A simple implementation for a bloom filter.
bins = list of binary values representing the bloom filter
size = size of the bloom filter (length of the bins list)
h = list of hash functions to be applied on any value added to the bloom filter
k = size of the h list

Each hash function is expected to have two arguments: the key to be hashed and the size of the hash to be produced.

In [16]:
class BloomFilter:
    def __init__(self, size: int, h: List[Callable[[Any, int], int]]):
        self.size = size
        self.k = len(h)
        self.bins = [0] * size
        self.h = h

    def BloomFilterInsertKey(self, key: Any) -> None:
        for i in range(self.k):
            index = self.h[i](key, self.size)
            self.bins[index] = 1

    def BloomFilterLookup(self, key: Any) -> bool:
        for i in range(self.k):
            index = self.h[i](key, self.size)
            if self.bins[index] == 0:
                return False
        return True


A sample of hash functions list to use with out bloom filter class.

In [17]:
hash_list = [lambda key, size: int(hashlib.sha256(str(key).encode('utf-8')).hexdigest(), 16) % (i + 1) for i in range(size)]
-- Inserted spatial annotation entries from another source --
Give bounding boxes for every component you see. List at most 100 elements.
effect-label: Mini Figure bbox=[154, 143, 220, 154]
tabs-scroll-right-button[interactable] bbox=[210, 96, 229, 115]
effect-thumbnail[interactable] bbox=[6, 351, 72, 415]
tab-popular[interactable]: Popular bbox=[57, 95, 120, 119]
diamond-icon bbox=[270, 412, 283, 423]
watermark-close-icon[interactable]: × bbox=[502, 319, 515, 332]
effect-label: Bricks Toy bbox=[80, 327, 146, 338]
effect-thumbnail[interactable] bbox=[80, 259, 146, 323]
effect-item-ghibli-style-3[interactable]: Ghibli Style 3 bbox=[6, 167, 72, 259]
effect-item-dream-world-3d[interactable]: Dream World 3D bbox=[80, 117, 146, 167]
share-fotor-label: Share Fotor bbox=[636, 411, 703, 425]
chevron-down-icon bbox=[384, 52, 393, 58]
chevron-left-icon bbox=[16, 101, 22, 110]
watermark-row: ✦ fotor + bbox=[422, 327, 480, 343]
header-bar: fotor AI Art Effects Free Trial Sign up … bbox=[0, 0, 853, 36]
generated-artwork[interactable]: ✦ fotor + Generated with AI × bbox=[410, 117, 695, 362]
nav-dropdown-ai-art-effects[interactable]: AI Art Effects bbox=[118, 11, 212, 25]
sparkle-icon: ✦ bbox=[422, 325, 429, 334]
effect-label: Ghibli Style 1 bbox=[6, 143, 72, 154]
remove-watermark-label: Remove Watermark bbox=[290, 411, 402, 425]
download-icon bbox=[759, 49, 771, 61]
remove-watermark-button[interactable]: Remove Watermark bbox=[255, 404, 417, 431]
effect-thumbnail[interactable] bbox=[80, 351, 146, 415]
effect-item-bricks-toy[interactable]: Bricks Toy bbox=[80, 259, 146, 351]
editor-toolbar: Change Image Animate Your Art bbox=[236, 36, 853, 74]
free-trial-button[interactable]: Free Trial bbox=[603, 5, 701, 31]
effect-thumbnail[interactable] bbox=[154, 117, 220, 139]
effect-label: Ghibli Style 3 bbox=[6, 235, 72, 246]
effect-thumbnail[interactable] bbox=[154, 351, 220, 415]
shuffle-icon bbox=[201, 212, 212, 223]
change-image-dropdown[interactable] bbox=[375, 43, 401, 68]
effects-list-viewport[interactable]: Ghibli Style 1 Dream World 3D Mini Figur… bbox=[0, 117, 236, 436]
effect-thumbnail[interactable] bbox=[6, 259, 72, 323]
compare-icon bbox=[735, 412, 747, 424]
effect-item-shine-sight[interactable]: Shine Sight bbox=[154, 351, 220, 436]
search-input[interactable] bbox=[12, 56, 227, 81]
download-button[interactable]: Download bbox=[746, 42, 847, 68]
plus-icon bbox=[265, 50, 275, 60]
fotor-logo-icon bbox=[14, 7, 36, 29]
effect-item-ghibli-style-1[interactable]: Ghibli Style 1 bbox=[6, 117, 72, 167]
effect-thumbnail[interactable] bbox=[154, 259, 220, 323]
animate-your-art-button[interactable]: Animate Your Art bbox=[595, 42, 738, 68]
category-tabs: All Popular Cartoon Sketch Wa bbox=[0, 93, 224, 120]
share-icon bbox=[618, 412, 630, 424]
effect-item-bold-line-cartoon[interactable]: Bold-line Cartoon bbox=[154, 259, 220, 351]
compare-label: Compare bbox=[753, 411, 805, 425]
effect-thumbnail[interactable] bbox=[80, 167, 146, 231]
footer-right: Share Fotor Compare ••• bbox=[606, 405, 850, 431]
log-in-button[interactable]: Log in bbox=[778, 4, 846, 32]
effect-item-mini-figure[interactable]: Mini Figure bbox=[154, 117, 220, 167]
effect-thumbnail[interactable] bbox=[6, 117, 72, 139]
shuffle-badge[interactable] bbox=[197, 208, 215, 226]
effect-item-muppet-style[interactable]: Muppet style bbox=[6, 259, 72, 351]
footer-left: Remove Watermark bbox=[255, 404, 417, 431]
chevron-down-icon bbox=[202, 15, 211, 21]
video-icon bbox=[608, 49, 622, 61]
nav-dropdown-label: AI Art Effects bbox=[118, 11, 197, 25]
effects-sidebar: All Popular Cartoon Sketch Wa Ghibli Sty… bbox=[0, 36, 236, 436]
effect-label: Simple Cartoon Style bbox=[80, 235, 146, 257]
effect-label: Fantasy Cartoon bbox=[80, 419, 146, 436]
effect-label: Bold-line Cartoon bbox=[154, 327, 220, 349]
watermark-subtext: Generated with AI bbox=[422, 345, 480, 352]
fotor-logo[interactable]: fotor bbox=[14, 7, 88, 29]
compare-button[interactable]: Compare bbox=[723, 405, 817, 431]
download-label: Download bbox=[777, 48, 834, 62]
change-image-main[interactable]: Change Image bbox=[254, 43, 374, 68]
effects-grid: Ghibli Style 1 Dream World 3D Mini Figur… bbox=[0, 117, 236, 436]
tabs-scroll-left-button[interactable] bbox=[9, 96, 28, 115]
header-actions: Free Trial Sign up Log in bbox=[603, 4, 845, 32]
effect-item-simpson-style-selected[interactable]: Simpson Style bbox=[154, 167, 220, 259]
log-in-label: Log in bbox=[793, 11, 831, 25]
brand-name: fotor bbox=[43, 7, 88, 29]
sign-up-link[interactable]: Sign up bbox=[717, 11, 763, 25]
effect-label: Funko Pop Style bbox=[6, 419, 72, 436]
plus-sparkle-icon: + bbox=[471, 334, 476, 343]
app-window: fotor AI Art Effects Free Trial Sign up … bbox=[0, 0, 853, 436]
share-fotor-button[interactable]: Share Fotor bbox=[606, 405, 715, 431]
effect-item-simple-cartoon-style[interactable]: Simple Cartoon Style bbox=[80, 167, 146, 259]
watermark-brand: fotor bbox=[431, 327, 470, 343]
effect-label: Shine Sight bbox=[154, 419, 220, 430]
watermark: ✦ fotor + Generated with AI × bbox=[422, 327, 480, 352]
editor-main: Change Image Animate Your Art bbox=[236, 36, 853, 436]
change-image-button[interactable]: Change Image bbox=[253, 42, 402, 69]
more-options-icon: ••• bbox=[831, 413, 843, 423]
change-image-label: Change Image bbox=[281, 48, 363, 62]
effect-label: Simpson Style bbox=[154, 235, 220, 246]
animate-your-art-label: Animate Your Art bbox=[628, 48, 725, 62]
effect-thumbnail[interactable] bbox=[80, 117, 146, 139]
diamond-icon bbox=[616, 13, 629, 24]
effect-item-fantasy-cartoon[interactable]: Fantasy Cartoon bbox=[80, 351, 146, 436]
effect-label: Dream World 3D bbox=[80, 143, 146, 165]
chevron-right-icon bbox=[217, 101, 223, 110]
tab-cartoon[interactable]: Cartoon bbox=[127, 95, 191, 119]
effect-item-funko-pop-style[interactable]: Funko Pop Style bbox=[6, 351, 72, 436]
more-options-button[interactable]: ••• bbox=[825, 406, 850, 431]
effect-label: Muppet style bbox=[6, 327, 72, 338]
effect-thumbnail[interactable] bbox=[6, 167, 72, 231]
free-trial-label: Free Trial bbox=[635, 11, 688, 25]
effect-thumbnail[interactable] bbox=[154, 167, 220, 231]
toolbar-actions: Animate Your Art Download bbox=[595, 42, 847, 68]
bf = BloomFilter(10, hash_list)
bf.BloomFilterInsertKey('hahahaha')
print(bf.BloomFilterLookup('cc'))
print(bf.BloomFilterLookup('hahahaha'))
bf.BloomFilterInsertKey('bau')
bf.BloomFilterInsertKey('cau')
bf.BloomFilterInsertKey('cau cau')
print(bf.bins)
print(bf.BloomFilterLookup('cau cau c'))

True
True
[0, 0, 1, 0, 0, 0, 1, 0, 0, 1]
False


Let's define three other hash functions:

* MurmurHash3: This is a popular hash function that is known for its speed and
efficiency.
* JenkinsHash3: This is another fast and efficient hash function.
* crc32: This is a cyclic redundancy check (CRC) hash function that is commonly used for error detection.

In [18]:
def MurmurHash3(value: Any, size: int=1024) -> int:
    """Calculates the MurmurHash3 hash of the given value."""
    import hashlib
    digest = hashlib.sha3_512(str(value).encode('utf-8')).hexdigest()
    return int(digest, 16) % size

def JenkinsHash3(value: Any, size: int=1024) -> int:
    """Calculates the JenkinsHash3 hash of the given value."""
    hash_value = 0
    for byte in str(value).encode('utf-8'):
        hash_value = (hash_value << 8) ^ byte
        for i in range(7):
            hash_value ^= hash_value >> i
    return hash_value % size

def crc32(value: Any, size: int=1024) -> int:
    """Calculates the CRC32 hash of the given value."""
    import binascii
    hash_value = binascii.crc32(str(value).encode('utf-8')) % size
    return hash_value

Example of using the three hash functions in another bloom filter.

In [21]:
bf2 = BloomFilter(1024, [MurmurHash3, JenkinsHash3, crc32])
bf2.BloomFilterInsertKey('Test string 1')
print(bf2.BloomFilterLookup('Test string 2'))
print(bf2.BloomFilterLookup('Test string 1'))
bf2.BloomFilterInsertKey('bau')
bf2.BloomFilterInsertKey('cau')
bf2.BloomFilterInsertKey('cau cau')
print(bf2.BloomFilterLookup('bau'))
print(bf2.BloomFilterLookup('cau cauu'))

False
True
True
False